2.4. Le considerazioni fin qui svolte avvalorano dunque la linearità logica e sistematica della più rigorosa soluzione ermeneutica e consentono di enunciare il seguente principio di diritto:
"l’inutilizzabilità dei risultati delle intercettazioni, accertata nel giudizio penale, ha effetti anche nel giudizio promosso per ottenere la riparazione per ingiusta detenzione".
3. Risolta così la prospettata quaestio iuris, occorre verificare se, pur prescindendo dalle intercettazioni dichiarate inutilizzabili nel processo di cognizione, il provvedimento impugnato si giustifichi egualmente.
La Corte territoriale, come si è anticipato, ha prospettato la possibile incidenza, quanto alla ritenuta sussistenza della colpa grave, anche di altri elementi di giudizio, diversi da quelli costituenti compendio dei risultati delle intercettazioni dichiarate inutilizzabili.
L’assunto, però, non è allo stato idoneo a concretizzare la c.d.

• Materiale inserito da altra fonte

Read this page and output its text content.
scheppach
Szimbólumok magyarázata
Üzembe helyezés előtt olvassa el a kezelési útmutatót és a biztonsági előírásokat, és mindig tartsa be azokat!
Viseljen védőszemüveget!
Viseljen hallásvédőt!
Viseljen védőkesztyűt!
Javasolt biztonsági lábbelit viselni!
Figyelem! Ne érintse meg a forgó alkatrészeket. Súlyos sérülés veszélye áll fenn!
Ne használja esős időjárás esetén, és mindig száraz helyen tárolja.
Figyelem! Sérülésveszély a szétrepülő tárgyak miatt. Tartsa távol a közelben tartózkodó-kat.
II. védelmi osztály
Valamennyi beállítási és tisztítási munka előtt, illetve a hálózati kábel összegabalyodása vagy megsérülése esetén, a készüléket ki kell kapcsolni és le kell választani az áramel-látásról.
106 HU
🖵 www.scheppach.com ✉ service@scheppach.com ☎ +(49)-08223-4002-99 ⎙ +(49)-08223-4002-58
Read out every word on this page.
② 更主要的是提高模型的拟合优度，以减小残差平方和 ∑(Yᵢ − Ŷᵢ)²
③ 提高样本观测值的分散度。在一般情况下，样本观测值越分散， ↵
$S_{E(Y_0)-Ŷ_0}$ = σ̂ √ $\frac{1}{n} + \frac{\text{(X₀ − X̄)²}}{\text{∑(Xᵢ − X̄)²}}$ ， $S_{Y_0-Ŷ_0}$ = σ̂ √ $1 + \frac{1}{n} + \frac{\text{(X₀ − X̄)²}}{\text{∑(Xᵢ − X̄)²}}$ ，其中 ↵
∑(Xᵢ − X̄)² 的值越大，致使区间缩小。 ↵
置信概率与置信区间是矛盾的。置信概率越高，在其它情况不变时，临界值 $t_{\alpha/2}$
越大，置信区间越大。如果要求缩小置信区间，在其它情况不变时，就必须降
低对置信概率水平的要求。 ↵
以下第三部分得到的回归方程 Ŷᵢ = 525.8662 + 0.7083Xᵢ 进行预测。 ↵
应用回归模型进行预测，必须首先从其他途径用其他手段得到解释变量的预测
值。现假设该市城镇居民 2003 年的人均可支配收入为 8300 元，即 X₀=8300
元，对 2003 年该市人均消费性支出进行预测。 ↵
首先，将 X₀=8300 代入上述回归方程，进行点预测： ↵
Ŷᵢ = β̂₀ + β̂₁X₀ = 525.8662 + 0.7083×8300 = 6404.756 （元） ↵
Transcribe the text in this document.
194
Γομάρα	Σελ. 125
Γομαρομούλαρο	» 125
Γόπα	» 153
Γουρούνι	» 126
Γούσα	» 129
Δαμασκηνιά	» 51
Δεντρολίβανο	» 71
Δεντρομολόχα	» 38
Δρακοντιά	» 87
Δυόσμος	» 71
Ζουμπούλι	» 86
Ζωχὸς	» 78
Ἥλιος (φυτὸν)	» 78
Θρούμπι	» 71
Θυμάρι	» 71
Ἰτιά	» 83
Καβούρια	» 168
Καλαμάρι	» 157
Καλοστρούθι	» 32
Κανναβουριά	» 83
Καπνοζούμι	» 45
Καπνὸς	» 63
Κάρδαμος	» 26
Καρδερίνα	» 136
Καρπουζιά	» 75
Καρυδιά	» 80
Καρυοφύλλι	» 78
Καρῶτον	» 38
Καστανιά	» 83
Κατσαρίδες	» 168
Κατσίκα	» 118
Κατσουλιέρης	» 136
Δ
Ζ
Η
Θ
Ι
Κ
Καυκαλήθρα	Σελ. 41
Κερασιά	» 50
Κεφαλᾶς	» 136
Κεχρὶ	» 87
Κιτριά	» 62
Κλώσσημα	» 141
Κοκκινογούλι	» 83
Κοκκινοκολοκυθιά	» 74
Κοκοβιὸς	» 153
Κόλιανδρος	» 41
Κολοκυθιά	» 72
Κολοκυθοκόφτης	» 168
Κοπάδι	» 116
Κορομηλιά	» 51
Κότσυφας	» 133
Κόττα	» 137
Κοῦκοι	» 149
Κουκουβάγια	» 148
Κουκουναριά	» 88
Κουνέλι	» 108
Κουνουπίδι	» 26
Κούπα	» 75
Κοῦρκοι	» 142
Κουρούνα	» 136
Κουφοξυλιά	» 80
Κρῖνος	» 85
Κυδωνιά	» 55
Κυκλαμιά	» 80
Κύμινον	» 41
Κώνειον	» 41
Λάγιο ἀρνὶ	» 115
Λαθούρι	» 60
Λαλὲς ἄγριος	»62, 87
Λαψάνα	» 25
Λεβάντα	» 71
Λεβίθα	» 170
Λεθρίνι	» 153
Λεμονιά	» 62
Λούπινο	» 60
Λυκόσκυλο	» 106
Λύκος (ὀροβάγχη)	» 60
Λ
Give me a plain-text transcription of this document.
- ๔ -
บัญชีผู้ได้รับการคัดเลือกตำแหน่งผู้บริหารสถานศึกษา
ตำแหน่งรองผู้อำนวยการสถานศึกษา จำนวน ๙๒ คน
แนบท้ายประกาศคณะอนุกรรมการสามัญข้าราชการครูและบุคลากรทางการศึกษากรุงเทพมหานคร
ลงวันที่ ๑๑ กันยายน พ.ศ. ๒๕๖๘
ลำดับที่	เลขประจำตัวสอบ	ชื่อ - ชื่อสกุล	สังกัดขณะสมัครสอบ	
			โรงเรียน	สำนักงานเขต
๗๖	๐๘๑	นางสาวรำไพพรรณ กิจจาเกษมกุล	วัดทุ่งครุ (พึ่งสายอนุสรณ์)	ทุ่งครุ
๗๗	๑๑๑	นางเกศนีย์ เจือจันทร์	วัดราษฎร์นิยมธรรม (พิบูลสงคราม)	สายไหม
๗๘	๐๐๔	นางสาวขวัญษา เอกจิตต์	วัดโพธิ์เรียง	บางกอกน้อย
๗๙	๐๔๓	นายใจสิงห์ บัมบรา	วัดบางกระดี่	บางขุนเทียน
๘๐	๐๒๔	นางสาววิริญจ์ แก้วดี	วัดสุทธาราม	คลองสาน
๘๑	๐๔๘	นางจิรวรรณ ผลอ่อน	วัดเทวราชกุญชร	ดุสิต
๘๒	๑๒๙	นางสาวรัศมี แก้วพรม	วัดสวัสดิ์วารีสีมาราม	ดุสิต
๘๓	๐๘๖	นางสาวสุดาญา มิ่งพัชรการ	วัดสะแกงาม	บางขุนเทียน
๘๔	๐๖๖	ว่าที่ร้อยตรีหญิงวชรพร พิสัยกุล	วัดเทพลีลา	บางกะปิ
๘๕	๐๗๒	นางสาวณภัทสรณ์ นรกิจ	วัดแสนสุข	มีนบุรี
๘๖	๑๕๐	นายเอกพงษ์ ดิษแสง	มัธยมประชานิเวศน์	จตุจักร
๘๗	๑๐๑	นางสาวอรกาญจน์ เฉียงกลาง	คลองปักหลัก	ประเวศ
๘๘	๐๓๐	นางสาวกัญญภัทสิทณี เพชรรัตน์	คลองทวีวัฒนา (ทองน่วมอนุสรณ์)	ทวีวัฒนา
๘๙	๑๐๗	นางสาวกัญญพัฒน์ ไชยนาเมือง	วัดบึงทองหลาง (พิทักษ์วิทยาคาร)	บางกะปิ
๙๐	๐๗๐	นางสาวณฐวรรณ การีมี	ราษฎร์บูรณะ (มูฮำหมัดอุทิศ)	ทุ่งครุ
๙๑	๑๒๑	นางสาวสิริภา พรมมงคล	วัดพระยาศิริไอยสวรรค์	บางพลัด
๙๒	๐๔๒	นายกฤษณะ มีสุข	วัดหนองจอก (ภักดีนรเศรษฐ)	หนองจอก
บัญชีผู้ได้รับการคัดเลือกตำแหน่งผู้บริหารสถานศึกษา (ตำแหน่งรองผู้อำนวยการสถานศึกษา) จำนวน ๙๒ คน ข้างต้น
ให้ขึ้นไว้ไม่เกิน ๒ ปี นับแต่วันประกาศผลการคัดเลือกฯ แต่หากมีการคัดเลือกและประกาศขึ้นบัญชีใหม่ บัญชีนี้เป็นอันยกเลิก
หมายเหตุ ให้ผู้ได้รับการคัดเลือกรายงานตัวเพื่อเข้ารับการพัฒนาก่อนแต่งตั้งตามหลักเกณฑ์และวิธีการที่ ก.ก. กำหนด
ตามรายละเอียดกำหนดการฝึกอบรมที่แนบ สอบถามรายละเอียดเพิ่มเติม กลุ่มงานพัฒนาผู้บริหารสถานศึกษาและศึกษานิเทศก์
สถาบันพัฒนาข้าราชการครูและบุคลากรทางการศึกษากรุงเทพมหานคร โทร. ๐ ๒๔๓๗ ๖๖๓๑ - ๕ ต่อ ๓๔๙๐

prova di resistenza sotto tale profilo.
I giudici del merito, difatti, non spiegano adeguatamente, si da consentire il conseguente controllo di legittimità, quali siano le "emergenze acquisite nell’ambito del procedimento e complessivamente desumibili dagli atti….", che abbiano dato o concorso a dare causa alla instaurazione dello stato detentivo per colpa grave dell’istante; che siano, cioè, poste, unitamente al curriculum criminale di costui, in relazione causale col provvedimento cautelare emesso, in relazione – è bene puntualizzare – a quegli specifici addebiti che con lo stesso venivano contestati. E a concretizzare tale prova di resistenza non è certo idonea la evocazione dei giudici di merito dello stato di latitanza dell’istante, essendosi già ritenuto da questa Suprema Corte che, in tema di riparazione per l’ingiusta detenzione, la decisione dell’imputato di sottrarsi alla cattura e di darsi alla latitanza non costituisce di per sè elemento per l’individuazione della colpa grave di cui all’art. 314 c.p.p. (Sez. 4, n. 42746/07).
Da ciò consegue la necessità che la Corte di appello di Reggio Calabria proceda, in sede di rinvio, ad un nuovo esame della istanza che, nell’osservanza del principio affermato in questa sentenza di annullamento, tenga conto autonomamente di tutti gli elementi, eccezion fatta per i risultati delle intercettazioni dichiarate inutilizzabili, al fine di verificare, con onere di indicazione specifica, l’esistenza di quegli altri fatti e/o di quelle altre condotte sinergici alla detenzione, dai quali è desumibile la causa ostativa al riconoscimento del diritto vantato dal R..
P.Q.M.
La Corte annulla l’ordinanza impugnata e rinvia per nuovo esame alla Corte di appello di Reggio Calabria.
Così deciso in Roma, il 30 ottobre 2008.